The Loneliest Liberal: The subject is change

Same topic as eight years ago

By James Knudsen

From coast to coast, the citizens of the United States are adjusting to the results of the November 8 election.
    Some are rejoicing, some are weeping. I was among the latter. And in the once smoke-filled rooms of Washington and New York, the people who we thought had this process under control are trying to figure out how they could have gotten things so wrong and still won. I’m not going to delve into their troubles, because, one, it’s so much fun to contemplate their struggles and, two – two doesn’t exist because the first one’s so much fun!
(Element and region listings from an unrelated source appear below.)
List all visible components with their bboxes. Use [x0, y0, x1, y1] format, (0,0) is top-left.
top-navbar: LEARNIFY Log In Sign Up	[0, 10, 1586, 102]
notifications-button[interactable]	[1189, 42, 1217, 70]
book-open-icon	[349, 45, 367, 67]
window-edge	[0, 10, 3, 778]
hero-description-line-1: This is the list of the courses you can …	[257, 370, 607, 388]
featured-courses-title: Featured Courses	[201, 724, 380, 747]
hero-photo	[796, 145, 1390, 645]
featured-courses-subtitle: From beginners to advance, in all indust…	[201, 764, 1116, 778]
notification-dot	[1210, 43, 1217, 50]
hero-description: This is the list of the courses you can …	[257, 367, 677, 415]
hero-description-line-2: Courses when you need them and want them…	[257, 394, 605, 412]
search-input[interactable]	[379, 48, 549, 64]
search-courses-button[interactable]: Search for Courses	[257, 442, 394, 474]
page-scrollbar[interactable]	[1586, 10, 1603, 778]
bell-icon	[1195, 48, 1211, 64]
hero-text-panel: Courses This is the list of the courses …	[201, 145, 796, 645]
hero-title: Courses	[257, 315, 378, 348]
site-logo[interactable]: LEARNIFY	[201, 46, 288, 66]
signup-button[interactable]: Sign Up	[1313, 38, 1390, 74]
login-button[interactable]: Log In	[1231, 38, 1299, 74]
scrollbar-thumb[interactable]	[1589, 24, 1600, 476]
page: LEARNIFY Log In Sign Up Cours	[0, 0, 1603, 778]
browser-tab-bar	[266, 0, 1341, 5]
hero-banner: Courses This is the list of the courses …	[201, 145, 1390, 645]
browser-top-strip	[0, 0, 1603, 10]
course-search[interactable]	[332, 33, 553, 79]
Among those weeping, things are more sanguine. Hey, I get it. Hillary Clinton probably was the most qualified candidate we’ve ever seen. And the most prepared for a job that everyone who’s held it says nothing can prepare you for. But let’s face it, she’s terrible on the stump and, as much as we all would like to believe that it’s not about likability, it is. And I’m someone who really likes Hillary Clinton. So there’s that. But there’s more. In America, there’s always more.
    I will parrot the standard history textbook analysis of the first half of the twentieth century and say that a Democratic administration, led by a philandering cripple, saved capitalism, for everyone. Here in the rock-solid Trump Country of Tulare County, California, octogenarians retain their Democratic Party registration. They are of a generation that remembers the improvements brought to their lives by the New Deal. Throughout rural America, where the Democratic Party once again lost big-time, voters watched the returns on flat-screen TVs, fed electricity from a grid that traces its roots back to a New Deal project.
    Maybe there weren’t enough who remembered the day the lights came on. Or maybe there were just too many who can’t make them stay on every day. Either way, the Democratic Party didn’t remind anyone of its legacy in something as simple as rural electricity. And, for whatever reason, the Democratic Party was not seen as the party that could improve their situation today. Put another way, progressives could not make poor white voters believe that putting Hillary in the White House would amount to any real change.


Change. Progressives love change. Usually. This last change, not so much. But it is an unwritten law that to be a Democrat, a progressive, a liberal – or the rarer and more colorfully plumed, bleeding-heart liberal – means to welcome change. The past eight years have been a giddy time for those of us comfortable with change.
    For those who are not, it has been an unsettling, jarring thrill ride, when all they really wanted was a pleasant turn on the carousel. I don’t think any of us would deride our grandmothers for not wanting to ride the newest, fastest, highest roller-coaster at Disneyland. (But she might well get a scold when she forgets that we now say, “Asian.”)
    This hyper-vigilance can blind us to things that have improved. On this year’s Thanksgiving, all across America, gay couples sat at the table, mixed-race grandchildren sat at the kids’ table, and transgendered men and women walked through their parents’ homes for the first time in years. And while many homes remained glaringly monochrome, and too many individuals were shut out – and thus shut in, forced to spend the holiday alone. Let us not fail to recognize these giant leaps that have been made toward a more perfect union.


A seismic change happened this month, and what changes may follow is unknown. What is known is that changes for the good have been occurring and will continue to occur. Four years from now there will be more solar panels and more electric cars. Gay sons and daughters will not go back in the closet. Racially insensitive grandparents will continue to spoil their bi-racial grandchildren. And remembering to call her “him,” or him “her,” will become second nature.
    What the next four years will do to Donald Trump’s hair? No idea.